Quali sono stati i procedimenti attraverso i quali sei giunto all’ottenimento delle piantine?

 L’area è di proprietà della Circumvesuviana. All’inizio pensai di chiedere alla Vesuviana i proventi per l’acquisto dei vegetali, ma purtroppo dai suoi uffici mi venne subito data risposta negativa. Venni poi a conoscenza di un’iniziativa attivata e gestita dalla Regione Campania. La Regione, attraverso lo STAPF, promuove la diffusione del verde tramite la donazione di piantine a chi, tra soggetti pubblici o privati, ne faccia richiesta. Avendo così ottenuto il modo di avere gratuitamente degli alberi, consultata nuovamente la Vesuviana, riscossi subito il parere favorevole da parte dei suoi responsabili.

Che tipo di alberi saranno piantati?

La scelta del numero e delle specie è stata effettuata tenendo conto del parere dei responsabili-esperti, in base alla dimensione delle aree destinate ad accogliere i vegetali e a partire dalle piante disponibili presso il vivaio di Roccarainola, luogo dove l’Ente addetto alla cura delle foreste di Napoli fa coltivare le pianticelle. In definitiva sono stati richiesti: 14 Aceri Palmati, 7 Alberi di Giuda, 5 Lillà delle Indie, 11 Sughere, 5 Camelie. Queste piante sono di dimensioni veramente ridotte; andranno quindi prese, piantate e coltivate con adeguate cure affinché possano crescere sane e robuste. L’Ufficio Decoro e Arredo della Circumvesuviana, nella persona del suo responsabile dott. Ernesto Contessa, ha firmato la richiesta che io stesso ho fatto recapitare allo STAPF, il quale poi a sua volta provvederà a rilasciare un buono per il ritiro degli alberelli presso il vivaio.

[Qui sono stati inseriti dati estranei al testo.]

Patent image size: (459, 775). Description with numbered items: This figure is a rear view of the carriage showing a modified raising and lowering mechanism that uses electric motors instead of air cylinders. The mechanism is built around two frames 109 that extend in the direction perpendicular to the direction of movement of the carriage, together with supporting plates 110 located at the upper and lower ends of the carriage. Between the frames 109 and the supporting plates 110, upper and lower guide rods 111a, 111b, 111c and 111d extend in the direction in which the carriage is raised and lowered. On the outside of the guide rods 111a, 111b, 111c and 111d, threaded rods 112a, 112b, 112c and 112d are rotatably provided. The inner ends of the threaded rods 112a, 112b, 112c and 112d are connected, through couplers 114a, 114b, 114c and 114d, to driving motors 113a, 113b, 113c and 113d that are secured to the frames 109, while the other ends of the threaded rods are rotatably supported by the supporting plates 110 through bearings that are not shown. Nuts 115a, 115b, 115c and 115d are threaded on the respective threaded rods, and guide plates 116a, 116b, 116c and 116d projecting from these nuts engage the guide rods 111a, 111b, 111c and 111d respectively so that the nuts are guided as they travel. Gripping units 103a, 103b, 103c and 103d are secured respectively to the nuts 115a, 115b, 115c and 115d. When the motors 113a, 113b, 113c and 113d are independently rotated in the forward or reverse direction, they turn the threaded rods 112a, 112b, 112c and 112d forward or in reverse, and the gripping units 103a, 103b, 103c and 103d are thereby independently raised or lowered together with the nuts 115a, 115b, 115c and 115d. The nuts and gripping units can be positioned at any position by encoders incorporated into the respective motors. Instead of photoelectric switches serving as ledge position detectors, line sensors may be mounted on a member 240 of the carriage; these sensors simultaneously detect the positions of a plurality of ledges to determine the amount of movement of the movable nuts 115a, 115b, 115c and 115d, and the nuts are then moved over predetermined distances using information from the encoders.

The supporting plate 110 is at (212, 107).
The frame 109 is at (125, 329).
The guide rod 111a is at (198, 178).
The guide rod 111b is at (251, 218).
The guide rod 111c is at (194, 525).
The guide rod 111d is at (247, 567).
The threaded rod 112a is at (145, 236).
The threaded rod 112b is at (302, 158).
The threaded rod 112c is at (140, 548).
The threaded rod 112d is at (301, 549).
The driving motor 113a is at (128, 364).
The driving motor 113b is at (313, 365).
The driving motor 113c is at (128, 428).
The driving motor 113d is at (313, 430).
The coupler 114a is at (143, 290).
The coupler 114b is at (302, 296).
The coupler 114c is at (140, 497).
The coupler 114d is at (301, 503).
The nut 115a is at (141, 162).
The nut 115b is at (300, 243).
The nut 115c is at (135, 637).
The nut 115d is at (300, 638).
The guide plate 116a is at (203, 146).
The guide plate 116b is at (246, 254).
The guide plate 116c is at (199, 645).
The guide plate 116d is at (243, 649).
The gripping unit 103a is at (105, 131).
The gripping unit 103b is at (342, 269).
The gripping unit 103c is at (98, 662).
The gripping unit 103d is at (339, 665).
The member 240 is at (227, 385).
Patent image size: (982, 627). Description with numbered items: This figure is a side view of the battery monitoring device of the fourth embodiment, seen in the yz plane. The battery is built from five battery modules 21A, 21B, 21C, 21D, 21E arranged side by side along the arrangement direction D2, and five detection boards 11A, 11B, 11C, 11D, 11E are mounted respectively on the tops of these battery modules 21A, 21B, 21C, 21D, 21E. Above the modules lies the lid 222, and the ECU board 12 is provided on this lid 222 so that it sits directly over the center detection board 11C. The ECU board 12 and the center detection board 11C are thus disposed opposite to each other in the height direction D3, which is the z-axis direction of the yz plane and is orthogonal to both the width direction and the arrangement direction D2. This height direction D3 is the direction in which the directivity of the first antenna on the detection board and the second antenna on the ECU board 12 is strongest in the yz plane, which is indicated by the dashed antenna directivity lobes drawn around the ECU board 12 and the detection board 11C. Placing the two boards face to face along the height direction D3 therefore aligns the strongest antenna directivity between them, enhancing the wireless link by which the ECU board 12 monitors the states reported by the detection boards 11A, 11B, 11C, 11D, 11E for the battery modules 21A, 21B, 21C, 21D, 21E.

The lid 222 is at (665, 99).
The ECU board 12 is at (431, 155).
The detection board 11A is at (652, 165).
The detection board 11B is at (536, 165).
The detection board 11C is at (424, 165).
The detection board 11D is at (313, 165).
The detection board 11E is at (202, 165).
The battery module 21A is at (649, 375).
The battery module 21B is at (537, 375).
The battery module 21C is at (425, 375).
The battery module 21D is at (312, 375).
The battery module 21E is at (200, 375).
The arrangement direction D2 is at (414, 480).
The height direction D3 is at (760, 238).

Hai altri progetti da proporre per la città, nuove fattibili idee da rendere concrete e alla cui realizzazione ti piacerebbe prendere parte?

Tra le mie aspirazioni ci sarebbe quella di rinnovare questo nostro territorio a partire dalla qualità del paesaggio, dall’ambiente, dalla natura. Ho una passione particolare per la flora, per il verde in generale. Ed è sulla base di tale mio hobby che vorrei attivarmi, è a partire dalla promozione e dalla diffusione di sempre più numerosi spazi verdi in città che vorrei adoperarmi, bonificando e valorizzando aree come la Vasca di San Vito, aprendo al pubblico luoghi come il boschetto del Palazzo Ducale, seminando vegetazione in tanti altri punti del tessuto urbano. E’ necessario, pertanto, che si inauguri un modo più ecologico di concepire e progettare lo spazio urbano e una nuova coscienza meno legata al cemento e maggiormente fondata sull’importanza profonda da attribuire al verde nasca in ognuno dei cittadini, a cominciare dai nostri amministratori.